Data released last week showed that households have shaved 11% off their personal loan balances since February 2008, taking balances below £60bn for the first time since 2004. Mortgage debt has also fallen, but by just 0.15% since its peak of £1.26 trillion in November. Since mortgages account for more than 80p in every £1 of household debt, reducing the near £1.5 trillion of household debt outstanding is not going to be a quick process.

Deposits grew only marginally in the first five months of this year, by £326m, a somewhat poor performance compared to the £15bn in the five months to May 2008. Given the lack of incentive to save from low interest rates and the need to pay down debt, this is perhaps unsurprising.

Low interest rates are helping to stabilise the housing market a little. Data from the British Bankers Association (BBA) showed that mortgage approvals for house purchase rose again in May, reaching 31K, the highest they have been in over a year. Approvals for remortgaging fell though, as the decline in lenders’ Standard Variable Rates (SVRs) has lowered the incentive for borrowers to refinance when current deals expire. It is unclear how long the decline in remortgaging will last. Market swap rates (used to price fixed rate mortgages) have risen since their April lows, pushing up the cost of fixed rate deals. Despite the increased costs, if they anticipate further rate rises, home owners may be encouraged to take out fixed rate deals.
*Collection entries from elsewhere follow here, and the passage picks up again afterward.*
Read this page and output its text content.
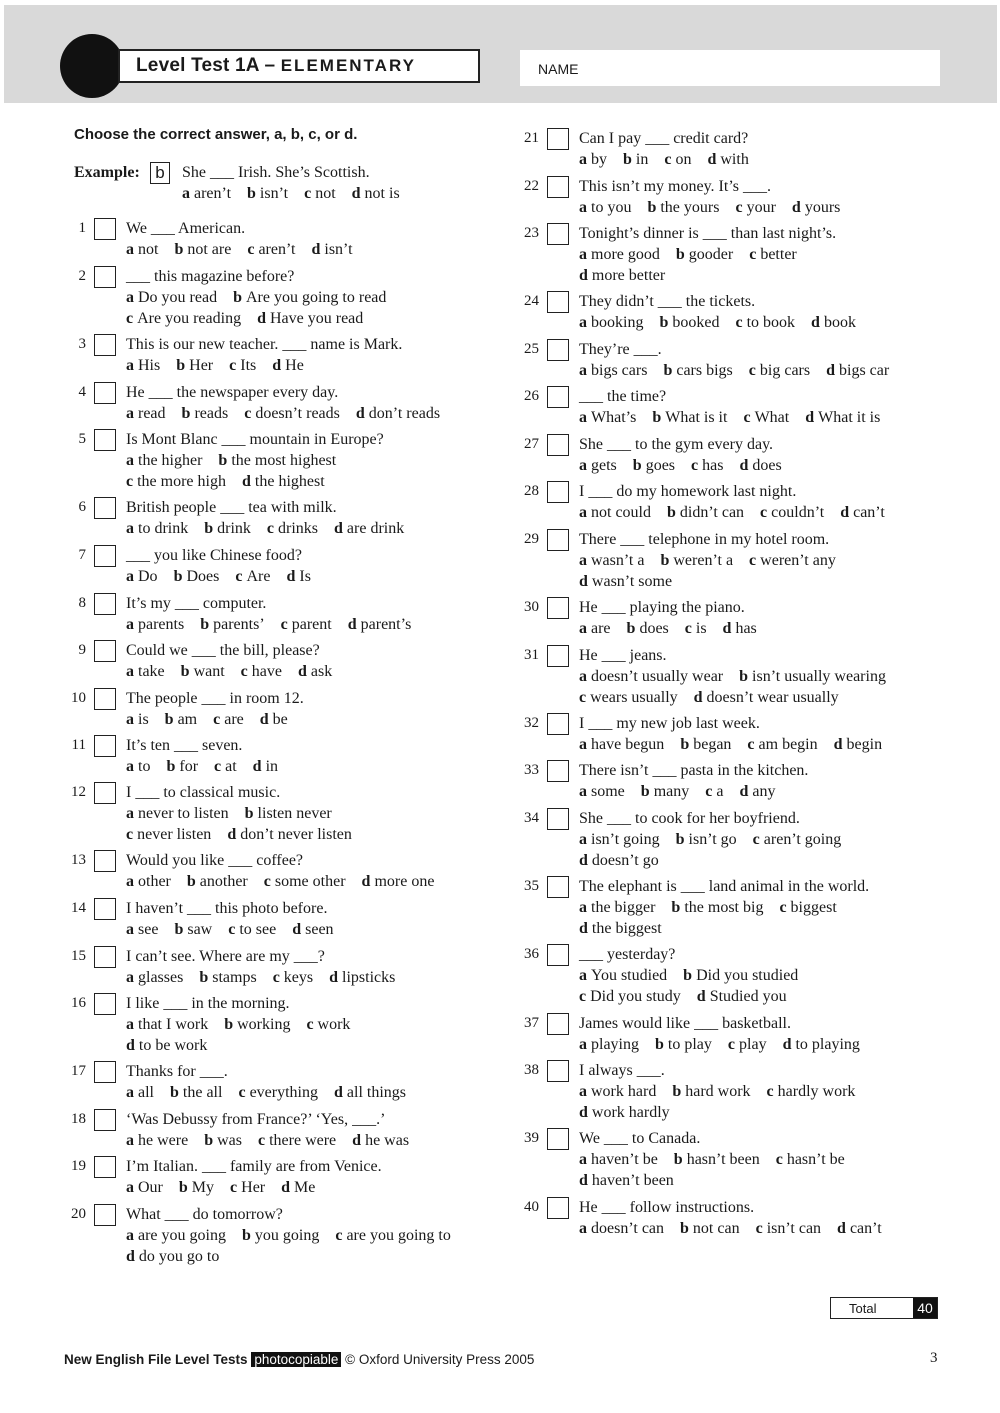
Level Test 1A – ELEMENTARY	NAME
Choose the correct answer, a, b, c, or d.
Example: b	She ___ Irish. She’s Scottish.
a aren’t b isn’t c not d not is
1	We ___ American.
a not b not are c aren’t d isn’t
2	___ this magazine before?
a Do you read b Are you going to read
c Are you reading d Have you read
3	This is our new teacher. ___ name is Mark.
a His b Her c Its d He
4	He ___ the newspaper every day.
a read b reads c doesn’t reads d don’t reads
5	Is Mont Blanc ___ mountain in Europe?
a the higher b the most highest
c the more high d the highest
6	British people ___ tea with milk.
a to drink b drink c drinks d are drink
7	___ you like Chinese food?
a Do b Does c Are d Is
8	It’s my ___ computer.
a parents b parents’ c parent d parent’s
9	Could we ___ the bill, please?
a take b want c have d ask
10	The people ___ in room 12.
a is b am c are d be
11	It’s ten ___ seven.
a to b for c at d in
12	I ___ to classical music.
a never to listen b listen never
c never listen d don’t never listen
13	Would you like ___ coffee?
a other b another c some other d more one
14	I haven’t ___ this photo before.
a see b saw c to see d seen
15	I can’t see. Where are my ___?
a glasses b stamps c keys d lipsticks
16	I like ___ in the morning.
a that I work b working c work
d to be work
17	Thanks for ___.
a all b the all c everything d all things
18	‘Was Debussy from France?’ ‘Yes, ___.’
a he were b was c there were d he was
19	I’m Italian. ___ family are from Venice.
a Our b My c Her d Me
20	What ___ do tomorrow?
a are you going b you going c are you going to
d do you go to
21	Can I pay ___ credit card?
a by b in c on d with
22	This isn’t my money. It’s ___.
a to you b the yours c your d yours
23	Tonight’s dinner is ___ than last night’s.
a more good b gooder c better
d more better
24	They didn’t ___ the tickets.
a booking b booked c to book d book
25	They’re ___.
a bigs cars b cars bigs c big cars d bigs car
26	___ the time?
a What’s b What is it c What d What it is
27	She ___ to the gym every day.
a gets b goes c has d does
28	I ___ do my homework last night.
a not could b didn’t can c couldn’t d can’t
29	There ___ telephone in my hotel room.
a wasn’t a b weren’t a c weren’t any
d wasn’t some
30	He ___ playing the piano.
a are b does c is d has
31	He ___ jeans.
a doesn’t usually wear b isn’t usually wearing
c wears usually d doesn’t wear usually
32	I ___ my new job last week.
a have begun b began c am begin d begin
33	There isn’t ___ pasta in the kitchen.
a some b many c a d any
34	She ___ to cook for her boyfriend.
a isn’t going b isn’t go c aren’t going
d doesn’t go
35	The elephant is ___ land animal in the world.
a the bigger b the most big c biggest
d the biggest
36	___ yesterday?
a You studied b Did you studied
c Did you study d Studied you
37	James would like ___ basketball.
a playing b to play c play d to playing
38	I always ___.
a work hard b hard work c hardly work
d work hardly
39	We ___ to Canada.
a haven’t be b hasn’t been c hasn’t be
d haven’t been
40	He ___ follow instructions.
a doesn’t can b not can c isn’t can d can’t
Total	40
New English File Level Tests photocopiable © Oxford University Press 2005	3
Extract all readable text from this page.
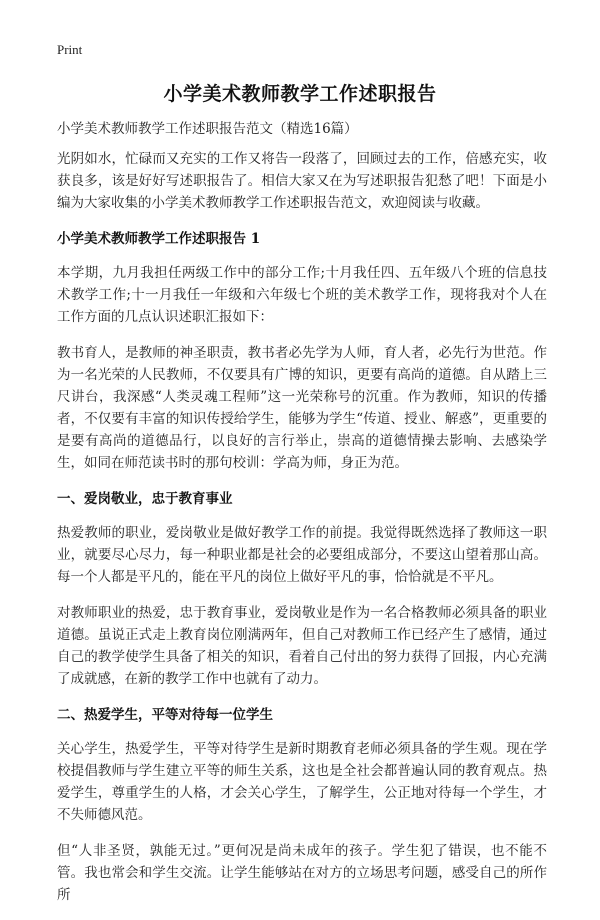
Print
小学美术教师教学工作述职报告
小学美术教师教学工作述职报告范文（精选16篇）

光阴如水，忙碌而又充实的工作又将告一段落了，回顾过去的工作，倍感充实，收获良多，该是好好写述职报告了。相信大家又在为写述职报告犯愁了吧！下面是小编为大家收集的小学美术教师教学工作述职报告范文，欢迎阅读与收藏。

小学美术教师教学工作述职报告 1

本学期，九月我担任两级工作中的部分工作;十月我任四、五年级八个班的信息技术教学工作;十一月我任一年级和六年级七个班的美术教学工作，现将我对个人在工作方面的几点认识述职汇报如下：

教书育人，是教师的神圣职责，教书者必先学为人师，育人者，必先行为世范。作为一名光荣的人民教师，不仅要具有广博的知识，更要有高尚的道德。自从踏上三尺讲台，我深感“人类灵魂工程师”这一光荣称号的沉重。作为教师，知识的传播者，不仅要有丰富的知识传授给学生，能够为学生“传道、授业、解惑”，更重要的是要有高尚的道德品行，以良好的言行举止，崇高的道德情操去影响、去感染学生，如同在师范读书时的那句校训：学高为师，身正为范。

一、爱岗敬业，忠于教育事业

热爱教师的职业，爱岗敬业是做好教学工作的前提。我觉得既然选择了教师这一职业，就要尽心尽力，每一种职业都是社会的必要组成部分，不要这山望着那山高。每一个人都是平凡的，能在平凡的岗位上做好平凡的事，恰恰就是不平凡。

对教师职业的热爱，忠于教育事业，爱岗敬业是作为一名合格教师必须具备的职业道德。虽说正式走上教育岗位刚满两年，但自己对教师工作已经产生了感情，通过自己的教学使学生具备了相关的知识，看着自己付出的努力获得了回报，内心充满了成就感，在新的教学工作中也就有了动力。

二、热爱学生，平等对待每一位学生

关心学生，热爱学生，平等对待学生是新时期教育老师必须具备的学生观。现在学校提倡教师与学生建立平等的师生关系，这也是全社会都普遍认同的教育观点。热爱学生，尊重学生的人格，才会关心学生，了解学生，公正地对待每一个学生，才不失师德风范。

但“人非圣贤，孰能无过。”更何况是尚未成年的孩子。学生犯了错误，也不能不管。我也常会和学生交流。让学生能够站在对方的立场思考问题，感受自己的所作所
More encouragingly, existing borrowers are benefiting from lower interest rates. As a result, the Council of Mortgage Lenders has reduced its forecast for repossessions in 2009 from 75K to 65K. This is still more than 50% higher than in 2008, but below the peak in the last recession.

Signs of encouragement also came out of the US. Durable goods orders jumped 1.8% m/m in May, after a similar gain in April. Orders excluding aircraft and defence are less volatile and give a better indication of companies underlying investment intentions. This measure rose 4.8% m/m, the strongest monthly gain since September 2004. Investment is firming, but from an extremely low base. On this measure, orders are still down 22% on last year.
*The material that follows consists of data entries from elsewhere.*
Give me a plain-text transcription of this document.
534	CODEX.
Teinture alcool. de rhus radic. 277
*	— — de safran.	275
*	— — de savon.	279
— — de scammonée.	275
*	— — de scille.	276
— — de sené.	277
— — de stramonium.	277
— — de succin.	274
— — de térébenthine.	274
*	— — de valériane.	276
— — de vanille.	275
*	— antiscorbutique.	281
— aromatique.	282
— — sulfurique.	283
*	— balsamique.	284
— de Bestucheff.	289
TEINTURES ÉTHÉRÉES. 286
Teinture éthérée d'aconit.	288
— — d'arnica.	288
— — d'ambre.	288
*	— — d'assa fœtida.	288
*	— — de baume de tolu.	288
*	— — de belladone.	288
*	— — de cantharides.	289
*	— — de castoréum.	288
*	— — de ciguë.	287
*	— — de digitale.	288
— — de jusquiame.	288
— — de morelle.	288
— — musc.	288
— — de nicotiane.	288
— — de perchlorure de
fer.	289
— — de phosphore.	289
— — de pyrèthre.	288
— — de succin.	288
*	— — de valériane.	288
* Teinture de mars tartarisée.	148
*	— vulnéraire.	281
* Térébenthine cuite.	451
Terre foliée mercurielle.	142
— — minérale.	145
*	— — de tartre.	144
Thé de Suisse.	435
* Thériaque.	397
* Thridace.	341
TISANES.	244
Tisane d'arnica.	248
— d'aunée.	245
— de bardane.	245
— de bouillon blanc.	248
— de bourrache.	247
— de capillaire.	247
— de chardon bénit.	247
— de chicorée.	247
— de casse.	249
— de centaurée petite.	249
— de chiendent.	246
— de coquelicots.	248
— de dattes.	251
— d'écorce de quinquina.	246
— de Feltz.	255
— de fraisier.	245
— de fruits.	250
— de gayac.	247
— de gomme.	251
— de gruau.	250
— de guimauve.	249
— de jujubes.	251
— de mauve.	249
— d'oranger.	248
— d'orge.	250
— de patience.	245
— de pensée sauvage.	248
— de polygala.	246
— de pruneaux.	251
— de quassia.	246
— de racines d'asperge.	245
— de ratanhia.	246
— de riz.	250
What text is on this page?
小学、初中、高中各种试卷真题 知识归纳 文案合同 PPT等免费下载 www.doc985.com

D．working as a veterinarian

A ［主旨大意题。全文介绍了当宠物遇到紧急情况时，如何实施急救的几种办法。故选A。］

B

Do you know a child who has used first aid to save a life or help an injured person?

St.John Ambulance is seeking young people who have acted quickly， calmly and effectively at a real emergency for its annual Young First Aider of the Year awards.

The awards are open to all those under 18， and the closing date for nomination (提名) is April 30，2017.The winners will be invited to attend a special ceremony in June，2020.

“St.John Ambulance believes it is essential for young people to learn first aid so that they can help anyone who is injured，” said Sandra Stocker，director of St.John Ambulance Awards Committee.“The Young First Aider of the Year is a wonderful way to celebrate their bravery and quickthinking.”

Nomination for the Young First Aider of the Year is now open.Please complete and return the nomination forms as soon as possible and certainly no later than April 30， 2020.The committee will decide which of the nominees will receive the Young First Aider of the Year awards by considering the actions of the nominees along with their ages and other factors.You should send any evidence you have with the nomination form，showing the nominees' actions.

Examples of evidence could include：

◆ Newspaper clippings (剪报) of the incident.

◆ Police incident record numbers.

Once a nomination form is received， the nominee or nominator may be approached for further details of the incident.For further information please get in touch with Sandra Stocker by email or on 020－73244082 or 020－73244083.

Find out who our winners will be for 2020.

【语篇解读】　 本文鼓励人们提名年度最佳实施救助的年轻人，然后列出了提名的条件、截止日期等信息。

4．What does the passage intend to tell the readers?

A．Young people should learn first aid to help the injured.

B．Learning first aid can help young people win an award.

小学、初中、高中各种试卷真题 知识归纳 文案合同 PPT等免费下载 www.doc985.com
Last week’s statement after the Federal Reserve’s rate setting meeting was largely as expected. The Fed confirmed that interest rates are likely to stay at their exceptionally low levels “for an extended period", and that it would continue with the asset purchase scheme in its current form. In an effort to keep mortgage rates low, the Federal Reserve is already committed to buying up to $1.25 trillion of agency guaranteed mortgage debt and up to $300bn of treasury bills. So far, the Fed is about half way through this process.

The flash PMI for the euro area for June showed a fractional improvement. The composite PMI, a good early indicator of activity, rose marginally to 44.4 this month, some way up from February's low of 36 but still stubbornly below the 50-mark that would signal a return to growth. The different pressures on the euro area mean the performance of countries within the single currency area is not identical. Germany is still reeling from the decline in external demand that has knocked the wind out of its export sector while countries like Ireland and Italy are adjusting after large property bubble bursts and recent sovereign credit rating downgrades.
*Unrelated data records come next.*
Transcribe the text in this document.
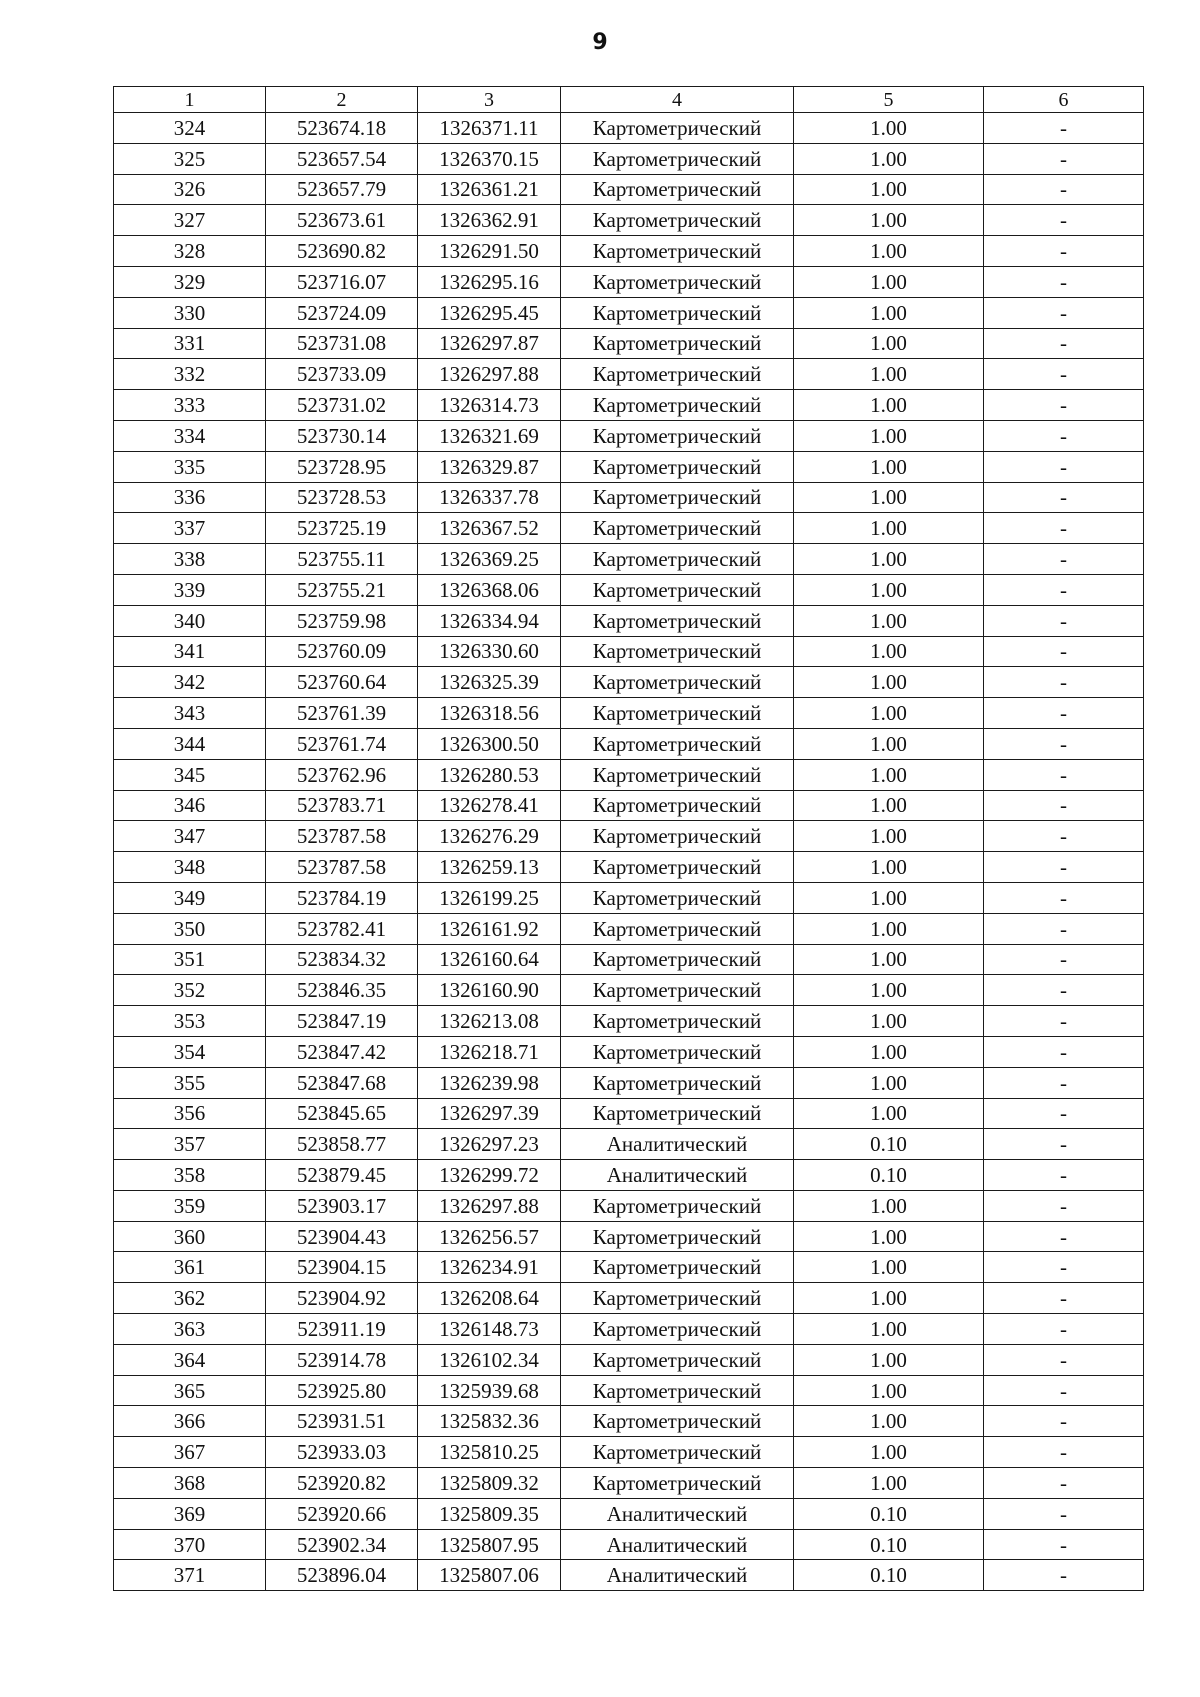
9
1	2	3	4	5	6
324	523674.18	1326371.11	Картометрический	1.00	-
325	523657.54	1326370.15	Картометрический	1.00	-
326	523657.79	1326361.21	Картометрический	1.00	-
327	523673.61	1326362.91	Картометрический	1.00	-
328	523690.82	1326291.50	Картометрический	1.00	-
329	523716.07	1326295.16	Картометрический	1.00	-
330	523724.09	1326295.45	Картометрический	1.00	-
331	523731.08	1326297.87	Картометрический	1.00	-
332	523733.09	1326297.88	Картометрический	1.00	-
333	523731.02	1326314.73	Картометрический	1.00	-
334	523730.14	1326321.69	Картометрический	1.00	-
335	523728.95	1326329.87	Картометрический	1.00	-
336	523728.53	1326337.78	Картометрический	1.00	-
337	523725.19	1326367.52	Картометрический	1.00	-
338	523755.11	1326369.25	Картометрический	1.00	-
339	523755.21	1326368.06	Картометрический	1.00	-
340	523759.98	1326334.94	Картометрический	1.00	-
341	523760.09	1326330.60	Картометрический	1.00	-
342	523760.64	1326325.39	Картометрический	1.00	-
343	523761.39	1326318.56	Картометрический	1.00	-
344	523761.74	1326300.50	Картометрический	1.00	-
345	523762.96	1326280.53	Картометрический	1.00	-
346	523783.71	1326278.41	Картометрический	1.00	-
347	523787.58	1326276.29	Картометрический	1.00	-
348	523787.58	1326259.13	Картометрический	1.00	-
349	523784.19	1326199.25	Картометрический	1.00	-
350	523782.41	1326161.92	Картометрический	1.00	-
351	523834.32	1326160.64	Картометрический	1.00	-
352	523846.35	1326160.90	Картометрический	1.00	-
353	523847.19	1326213.08	Картометрический	1.00	-
354	523847.42	1326218.71	Картометрический	1.00	-
355	523847.68	1326239.98	Картометрический	1.00	-
356	523845.65	1326297.39	Картометрический	1.00	-
357	523858.77	1326297.23	Аналитический	0.10	-
358	523879.45	1326299.72	Аналитический	0.10	-
359	523903.17	1326297.88	Картометрический	1.00	-
360	523904.43	1326256.57	Картометрический	1.00	-
361	523904.15	1326234.91	Картометрический	1.00	-
362	523904.92	1326208.64	Картометрический	1.00	-
363	523911.19	1326148.73	Картометрический	1.00	-
364	523914.78	1326102.34	Картометрический	1.00	-
365	523925.80	1325939.68	Картометрический	1.00	-
366	523931.51	1325832.36	Картометрический	1.00	-
367	523933.03	1325810.25	Картометрический	1.00	-
368	523920.82	1325809.32	Картометрический	1.00	-
369	523920.66	1325809.35	Аналитический	0.10	-
370	523902.34	1325807.95	Аналитический	0.10	-
371	523896.04	1325807.06	Аналитический	0.10	-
Indeed, house prices in Ireland continued their downward spiral in May matching the kind of declines we have seen in the UK. Prices have dropped 21% since their peak in February 2007 and now stand at the same level they were in mid-2004. Low levels of demand and a supply overhang suggest the market has some way to go before it reaches a bottom. As prices have risen four-fold since 1996, while incomes have not even doubled, affordability was stretched. With a deep recession underway income growth is unlikely, leaving prices to make most of the adjustment.

Finally, inflation in Japan hit a seven year low this month. Consumer prices dropped 1.1% in June compared to a year ago, in the fourth and steepest decline so far this year. Deflation, a sustained period of falling prices, looks like it has returned to Japan. And whilst it is not a pleasant bed-fellow, it is a familiar one. In the last decade prices have only increased in 29 months compared to a year earlier, but have fallen in 85 months.